Please do not use hcaptcha for CAPTCHA protection
ethindp opened this issue · 2 comments
I'm not precisely sure where to send this (it applies to desktop, mobile, and web, at least), so I thought this would be a good place since it shares common code between all three.
I recently heard that Bitwarden had implemented an hcaptcha-based CAPTCHA solution to prevent bots and spammers from accessing vaults. Though I applaud the goal, the solution -- hcaptcha -- is not the right solution for this job. I understand that Recaptcha is owned by Google, and that therefore all users are subject to tracking of one form or another, however please read this comment in its entirety before dismissing this suggestion on principals.
Hcaptcha -- within the disabled community -- is notorious for its failures to ensure equal accessibility for all. Hcaptcha relies on an "accessibility cookie": you open a particular website, enter your email, verify that email, and then you set a cookie in your browser that tells hcaptcha that the user is disabled and therefore needs to skip the captcha. I've no doubt that everyone reading this has kept up with recent browser developments and therefore will immediately be aware of this strategys Achilles' heel: browsers that respect the privacy of their users have disabled third-party cookies (and heavily restricted their use). Therefore, any website using Hcaptcha is automatically broken unless this setting is either disabled or you disable it for the website in question (because the domain that you use Hcaptcha on is not the domain that you got the accessibility cookie on). But the Achilles' heel is much worse than that, because Hcaptcha also demands this "accessibility cookie" within Electron apps (and other web apps that are not web browsers and therefore do not support cookies like a browser might). As a result, this ends up locking disabled people out of services if they are required to solve a CAPTCHA without sited assistance. This is somewhat ameliorated by the fact that this seeming failure does not occur (to my knowledge at least) on phones, but I have only experienced this once on my phone and others may have not had the success that I had. Hcaptcha has repeatedly asserted (despite all evidence to the contrary) that their service is completely accessible, despite the numerous complaints that prove otherwise. They have refused to update or modernize their service, even though they claim that their service allows publishers to be section 508 and WCAG 2.1AA compliant (which is not in fact the case). If you want a bunch of examples where blind people (as one example) have been locked out of things or been unable to get passed Hcaptcha, you need to look no further than these search results.

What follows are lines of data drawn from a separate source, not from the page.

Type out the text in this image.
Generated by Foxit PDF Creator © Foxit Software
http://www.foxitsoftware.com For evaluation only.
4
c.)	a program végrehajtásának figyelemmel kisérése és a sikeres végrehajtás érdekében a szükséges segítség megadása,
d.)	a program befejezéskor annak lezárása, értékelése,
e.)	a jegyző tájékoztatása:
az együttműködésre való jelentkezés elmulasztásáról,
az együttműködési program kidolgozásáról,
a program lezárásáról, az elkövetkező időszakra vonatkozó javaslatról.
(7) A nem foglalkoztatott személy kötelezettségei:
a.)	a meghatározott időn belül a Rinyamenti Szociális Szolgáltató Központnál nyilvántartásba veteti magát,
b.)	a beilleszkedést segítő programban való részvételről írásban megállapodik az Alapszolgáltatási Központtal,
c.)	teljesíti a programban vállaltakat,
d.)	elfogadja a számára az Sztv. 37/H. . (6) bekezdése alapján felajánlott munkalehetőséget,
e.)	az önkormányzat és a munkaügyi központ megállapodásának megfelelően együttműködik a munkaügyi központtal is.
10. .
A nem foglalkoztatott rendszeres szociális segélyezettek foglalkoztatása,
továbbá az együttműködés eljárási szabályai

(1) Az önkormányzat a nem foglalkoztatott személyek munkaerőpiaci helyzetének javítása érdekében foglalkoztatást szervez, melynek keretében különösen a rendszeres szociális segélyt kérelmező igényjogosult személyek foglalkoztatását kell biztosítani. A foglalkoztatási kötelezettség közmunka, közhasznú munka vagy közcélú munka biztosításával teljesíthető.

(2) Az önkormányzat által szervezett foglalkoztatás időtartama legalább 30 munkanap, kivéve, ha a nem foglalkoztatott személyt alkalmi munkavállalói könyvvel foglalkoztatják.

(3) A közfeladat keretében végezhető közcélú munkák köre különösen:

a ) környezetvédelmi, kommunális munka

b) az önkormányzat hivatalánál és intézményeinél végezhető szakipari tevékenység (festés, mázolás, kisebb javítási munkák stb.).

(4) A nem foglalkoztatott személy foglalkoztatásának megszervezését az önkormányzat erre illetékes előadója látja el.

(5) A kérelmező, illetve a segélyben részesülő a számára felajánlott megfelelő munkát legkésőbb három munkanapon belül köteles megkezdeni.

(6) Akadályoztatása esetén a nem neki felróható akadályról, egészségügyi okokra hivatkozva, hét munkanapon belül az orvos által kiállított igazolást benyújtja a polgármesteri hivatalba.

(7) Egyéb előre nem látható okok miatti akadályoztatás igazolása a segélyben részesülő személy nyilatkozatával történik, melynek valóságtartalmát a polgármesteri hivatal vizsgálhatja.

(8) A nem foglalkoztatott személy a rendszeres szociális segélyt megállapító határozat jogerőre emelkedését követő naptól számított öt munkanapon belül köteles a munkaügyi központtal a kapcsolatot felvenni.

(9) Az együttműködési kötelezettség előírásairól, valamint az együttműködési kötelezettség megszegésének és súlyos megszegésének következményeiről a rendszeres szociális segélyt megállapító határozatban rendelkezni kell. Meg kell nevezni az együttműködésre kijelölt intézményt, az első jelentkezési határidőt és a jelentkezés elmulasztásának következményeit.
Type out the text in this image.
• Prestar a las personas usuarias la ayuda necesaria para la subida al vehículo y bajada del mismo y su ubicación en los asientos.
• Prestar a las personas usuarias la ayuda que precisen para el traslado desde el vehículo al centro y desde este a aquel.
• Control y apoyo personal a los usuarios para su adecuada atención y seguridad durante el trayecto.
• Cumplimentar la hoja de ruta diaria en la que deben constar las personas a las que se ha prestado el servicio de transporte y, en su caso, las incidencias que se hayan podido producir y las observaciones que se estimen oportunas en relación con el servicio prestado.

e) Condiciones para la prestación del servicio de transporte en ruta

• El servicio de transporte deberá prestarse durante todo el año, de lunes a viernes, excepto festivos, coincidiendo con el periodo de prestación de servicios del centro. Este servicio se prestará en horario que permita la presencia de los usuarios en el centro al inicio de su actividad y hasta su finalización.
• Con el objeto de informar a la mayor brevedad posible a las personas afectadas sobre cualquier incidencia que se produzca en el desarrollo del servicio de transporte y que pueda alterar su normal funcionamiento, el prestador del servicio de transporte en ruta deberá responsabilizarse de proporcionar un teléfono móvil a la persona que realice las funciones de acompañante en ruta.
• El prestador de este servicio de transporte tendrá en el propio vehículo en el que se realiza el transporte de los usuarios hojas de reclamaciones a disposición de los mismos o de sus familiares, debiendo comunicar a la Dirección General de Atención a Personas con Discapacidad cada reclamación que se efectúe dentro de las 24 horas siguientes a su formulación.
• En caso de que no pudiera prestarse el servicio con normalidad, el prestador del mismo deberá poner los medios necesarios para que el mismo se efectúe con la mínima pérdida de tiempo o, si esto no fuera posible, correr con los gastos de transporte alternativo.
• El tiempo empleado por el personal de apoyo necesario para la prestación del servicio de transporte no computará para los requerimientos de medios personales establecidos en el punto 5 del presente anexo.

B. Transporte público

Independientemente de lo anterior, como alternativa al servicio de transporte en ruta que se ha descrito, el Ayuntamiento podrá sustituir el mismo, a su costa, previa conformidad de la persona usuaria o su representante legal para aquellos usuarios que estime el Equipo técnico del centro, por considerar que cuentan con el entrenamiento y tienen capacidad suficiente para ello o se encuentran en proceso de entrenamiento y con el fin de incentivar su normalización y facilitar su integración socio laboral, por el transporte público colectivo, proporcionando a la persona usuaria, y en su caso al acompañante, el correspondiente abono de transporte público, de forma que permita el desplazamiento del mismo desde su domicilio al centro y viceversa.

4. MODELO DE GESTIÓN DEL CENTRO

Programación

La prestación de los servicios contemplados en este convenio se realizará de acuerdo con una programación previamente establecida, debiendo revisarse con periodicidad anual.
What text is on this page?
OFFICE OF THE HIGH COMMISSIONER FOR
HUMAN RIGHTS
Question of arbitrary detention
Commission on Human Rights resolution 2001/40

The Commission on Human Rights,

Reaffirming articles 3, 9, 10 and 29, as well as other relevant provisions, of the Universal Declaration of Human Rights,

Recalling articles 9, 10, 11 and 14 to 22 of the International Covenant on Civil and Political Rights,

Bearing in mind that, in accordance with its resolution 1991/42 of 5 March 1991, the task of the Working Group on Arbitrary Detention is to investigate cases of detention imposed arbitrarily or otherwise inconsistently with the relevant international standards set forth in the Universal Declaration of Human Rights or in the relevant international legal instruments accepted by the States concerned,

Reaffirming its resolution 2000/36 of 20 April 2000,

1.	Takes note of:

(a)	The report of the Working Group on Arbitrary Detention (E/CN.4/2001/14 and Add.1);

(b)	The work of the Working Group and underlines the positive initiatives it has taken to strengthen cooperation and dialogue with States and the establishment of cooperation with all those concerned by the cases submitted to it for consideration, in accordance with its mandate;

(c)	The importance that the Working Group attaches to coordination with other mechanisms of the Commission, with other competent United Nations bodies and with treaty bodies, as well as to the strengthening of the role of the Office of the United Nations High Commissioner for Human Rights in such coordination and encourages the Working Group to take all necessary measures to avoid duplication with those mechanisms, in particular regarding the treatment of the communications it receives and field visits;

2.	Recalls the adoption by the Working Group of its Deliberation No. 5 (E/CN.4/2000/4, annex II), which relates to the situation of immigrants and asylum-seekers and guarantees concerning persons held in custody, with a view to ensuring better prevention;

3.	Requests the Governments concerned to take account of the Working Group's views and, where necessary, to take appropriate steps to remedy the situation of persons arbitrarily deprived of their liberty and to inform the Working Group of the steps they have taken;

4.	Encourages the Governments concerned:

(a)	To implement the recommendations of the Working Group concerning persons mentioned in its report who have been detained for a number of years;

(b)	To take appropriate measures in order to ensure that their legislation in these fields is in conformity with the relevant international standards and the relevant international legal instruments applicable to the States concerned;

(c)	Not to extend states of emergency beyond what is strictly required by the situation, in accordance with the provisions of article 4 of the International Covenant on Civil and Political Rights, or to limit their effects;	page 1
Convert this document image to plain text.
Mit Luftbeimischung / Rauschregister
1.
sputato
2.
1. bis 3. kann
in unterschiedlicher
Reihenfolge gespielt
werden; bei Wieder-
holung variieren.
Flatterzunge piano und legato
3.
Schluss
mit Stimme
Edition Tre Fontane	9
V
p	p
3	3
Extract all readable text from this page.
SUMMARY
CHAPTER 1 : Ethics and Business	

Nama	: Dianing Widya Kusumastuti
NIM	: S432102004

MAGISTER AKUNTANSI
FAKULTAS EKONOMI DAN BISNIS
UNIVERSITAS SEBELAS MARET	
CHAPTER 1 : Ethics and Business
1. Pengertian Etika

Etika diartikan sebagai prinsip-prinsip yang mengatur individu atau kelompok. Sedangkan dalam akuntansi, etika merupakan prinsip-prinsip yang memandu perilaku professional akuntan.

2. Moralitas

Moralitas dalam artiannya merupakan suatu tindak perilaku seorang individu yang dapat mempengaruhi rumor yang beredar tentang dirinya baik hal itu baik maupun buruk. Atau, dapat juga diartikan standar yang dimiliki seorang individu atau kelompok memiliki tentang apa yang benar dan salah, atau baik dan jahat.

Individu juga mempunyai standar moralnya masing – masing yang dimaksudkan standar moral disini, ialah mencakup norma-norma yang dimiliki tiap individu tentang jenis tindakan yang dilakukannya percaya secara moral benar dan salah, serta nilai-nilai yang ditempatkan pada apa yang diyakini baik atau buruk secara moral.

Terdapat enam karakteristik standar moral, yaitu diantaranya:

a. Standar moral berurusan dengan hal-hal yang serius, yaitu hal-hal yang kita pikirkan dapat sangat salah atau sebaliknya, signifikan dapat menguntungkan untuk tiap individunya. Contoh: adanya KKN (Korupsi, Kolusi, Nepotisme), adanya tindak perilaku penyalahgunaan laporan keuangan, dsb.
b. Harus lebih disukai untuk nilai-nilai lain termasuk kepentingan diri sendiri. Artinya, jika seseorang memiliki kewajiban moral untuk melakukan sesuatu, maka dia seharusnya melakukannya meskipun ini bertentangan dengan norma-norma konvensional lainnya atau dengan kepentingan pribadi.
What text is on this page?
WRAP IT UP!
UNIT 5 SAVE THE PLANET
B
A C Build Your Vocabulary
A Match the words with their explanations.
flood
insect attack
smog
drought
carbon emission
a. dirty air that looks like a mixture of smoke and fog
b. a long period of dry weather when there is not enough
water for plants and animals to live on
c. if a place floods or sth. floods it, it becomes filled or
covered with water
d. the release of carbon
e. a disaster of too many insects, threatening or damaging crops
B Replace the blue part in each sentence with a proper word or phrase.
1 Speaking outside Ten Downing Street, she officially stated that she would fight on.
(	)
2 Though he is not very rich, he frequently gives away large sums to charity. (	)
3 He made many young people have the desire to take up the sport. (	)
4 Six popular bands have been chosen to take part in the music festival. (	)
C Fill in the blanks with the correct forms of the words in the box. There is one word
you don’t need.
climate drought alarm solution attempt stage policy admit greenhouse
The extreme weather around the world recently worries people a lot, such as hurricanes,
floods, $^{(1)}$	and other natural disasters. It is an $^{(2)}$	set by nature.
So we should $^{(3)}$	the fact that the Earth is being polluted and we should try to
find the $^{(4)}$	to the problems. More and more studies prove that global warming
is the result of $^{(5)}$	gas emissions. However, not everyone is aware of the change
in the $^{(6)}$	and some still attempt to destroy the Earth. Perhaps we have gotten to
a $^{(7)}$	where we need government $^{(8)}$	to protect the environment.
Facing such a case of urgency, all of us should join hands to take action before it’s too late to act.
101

As a solution, I kindly ask the Bitwarden developers to switch CAPTCHA services to Recaptcha or, if that is implausible or unreasonable, to identify another way of preventing abuse, such as rate limiting or 24-hour lockouts. I understand that this solution is not ideal, and that others (e.g. machine learning) may be better, but at least it won't result in people who are disabled being locked out of their password vaults for an indeterminate amount of time. As I said, I know that Recaptcha probably tracks users, but I'm honestly unsure what would be a better alternative. I would appreciate thoughts about this -- and I hope I'm not upsetting anyone with this comment and that I'm posting it in the right place.
Thanks for the feedback. We are looking into ways to make the captcha prompts more intelligent and less impactful to legitimate users and have discussed several solutions for an upcoming release. Recaptcha isn't possible due to privacy concerns. We have IP rate limiting in place already, but unfortunately that isn't a very effective solution in today's age of bot farms. Lock outs are not possible because they can be abused by malicious actors.
Can you contact our support team and reference this issue and include your IP address? We may be able to assist in whitelisting your IP address from the captcha requirements if you think that is an effective temporary solution for you. https://bitwarden.com/contact/
@kspearrin ReCaptcha is the only accessible CAPTCHA service. This is not an issue that I am personally dealing with, but it is an issue that other blind people are dealing with, because HCaptcha has shown that they don't care about accessibility (i.e. instead of just integrating accessibility into their service as they had the power to do, they require an "accessibility cookie", which is no longer a viable tactic in modern browsers). I acknowledge that Rechaptcha has privacy implications, but it is the only captcha service that has demonstrated that it cares about individuals with disabilities in all situations. Hcaptcha has the privacy pass extension/add-on, but of course this only works in browsers and nowhere else. The same applies to cookies, making Hcaptcha's solution non-portable and unusable in all situations. Blind people have tried to tell Hcaptcha these things and they have refused to listen. I would be happy to point you to many, many instances of blind people running into trouble with Hcaptcha because of their refusal to integrate accessibility directly into their captcha service (which, in some if not all cases, could be seen as a violation of both the Americans with Disabilities Act of 1990 and the Communications and Video Accessibility Act of 2010, depending on what the captcha is being used to protect), if you want. But blind people have all tried -- repeatedly -- to get them to change how they work, or to change their accessibility measures to be more inclusive, and have failed each and every time.